The White House says the president will reassure our Asian allies that they are the country’s top foreign policy priority and that America will act as a protection against the power and influence of China. It says the US will further integrate its economy with those of Asia by concluding the Trans-Pacific Partnership trade deal with 11 North American and Asia-Pacific countries. This is in response to Asian leaders’ laments that they feel neglected by Washington and uncertain of its commitments to them.
At first glance, both the Asian complaints and the new American response seem logical and straightforward. In fact, they are totally backwards. Listening to the Asians, you would never know that the US Seventh Fleet has been stationed in Yokosuka, Japan, and tasked with patrolling the western Pacific for the past 69 years; or that there are 30,000 American troops stationed in South Korea and another 50,000 in Japan; or that the South Korean army is under US command in time of war; or that America is committed to the unilateral defence of Japan and South Korea under its mutual security treaties with them.
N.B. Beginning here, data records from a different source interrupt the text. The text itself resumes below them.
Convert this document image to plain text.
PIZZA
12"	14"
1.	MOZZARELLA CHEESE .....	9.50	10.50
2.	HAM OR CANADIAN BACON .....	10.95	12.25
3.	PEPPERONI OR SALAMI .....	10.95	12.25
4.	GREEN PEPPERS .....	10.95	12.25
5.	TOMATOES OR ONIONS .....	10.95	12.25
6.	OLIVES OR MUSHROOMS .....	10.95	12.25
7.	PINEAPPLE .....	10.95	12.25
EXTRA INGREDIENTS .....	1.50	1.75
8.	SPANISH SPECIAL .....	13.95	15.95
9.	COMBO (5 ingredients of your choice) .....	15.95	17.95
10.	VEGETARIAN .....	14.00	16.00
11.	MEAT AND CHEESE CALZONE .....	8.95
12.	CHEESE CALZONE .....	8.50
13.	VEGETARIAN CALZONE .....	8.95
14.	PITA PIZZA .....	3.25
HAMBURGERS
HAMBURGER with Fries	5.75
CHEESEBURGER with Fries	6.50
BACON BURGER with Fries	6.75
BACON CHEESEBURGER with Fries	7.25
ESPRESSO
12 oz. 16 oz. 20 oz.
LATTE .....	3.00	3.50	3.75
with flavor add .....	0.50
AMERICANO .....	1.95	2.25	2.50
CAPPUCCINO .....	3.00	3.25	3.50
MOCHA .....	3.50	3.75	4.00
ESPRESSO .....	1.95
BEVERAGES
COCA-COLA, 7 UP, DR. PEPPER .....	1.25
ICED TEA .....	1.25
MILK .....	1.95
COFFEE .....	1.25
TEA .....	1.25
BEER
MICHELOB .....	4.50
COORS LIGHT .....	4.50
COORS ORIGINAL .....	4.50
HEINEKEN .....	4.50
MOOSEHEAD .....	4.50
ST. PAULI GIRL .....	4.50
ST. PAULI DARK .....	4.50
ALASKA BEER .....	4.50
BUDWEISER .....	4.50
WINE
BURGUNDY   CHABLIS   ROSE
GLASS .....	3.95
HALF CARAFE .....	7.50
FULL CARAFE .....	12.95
That means America is committed to defend Japan and South Korea if they are attacked but those nations are not committed in any way to defend America if it is attacked.
So it appears the US is more lonely and neglected than any of its Asian allies. We need to ask what they do for America: why does Washington have these allies? Indeed, perhaps in light of the lack of a reciprocal defence commitment they would better be called protectorates. Nor are they even allies of one another. Japan and South Korea are constantly bickering and do not even exchange national security intelligence directly. Rather, they speak to each other through the offices of the US. The Philippines is weak and unable to provide much to America, except perhaps military bases that are not really needed; and Malaysia, while a friendly country, provides little of any strategic value.
Similarly, in the economic realm, the flow of benefits has been heavily in favour of the Asia-Pacific countries. Most of them have based their development on mercantilist export-led growth policies, using protectionism and currency manipulation to generate huge trade surpluses with the US.
The crucial question is: in response to what threat do these countries need reassurance of support? The obvious answer is China, against whose rising power the Asians want a counterweight. And indeed, the strategic “pivot” to Asia that Mr Obama proclaimed early in his first term is a response to this wish.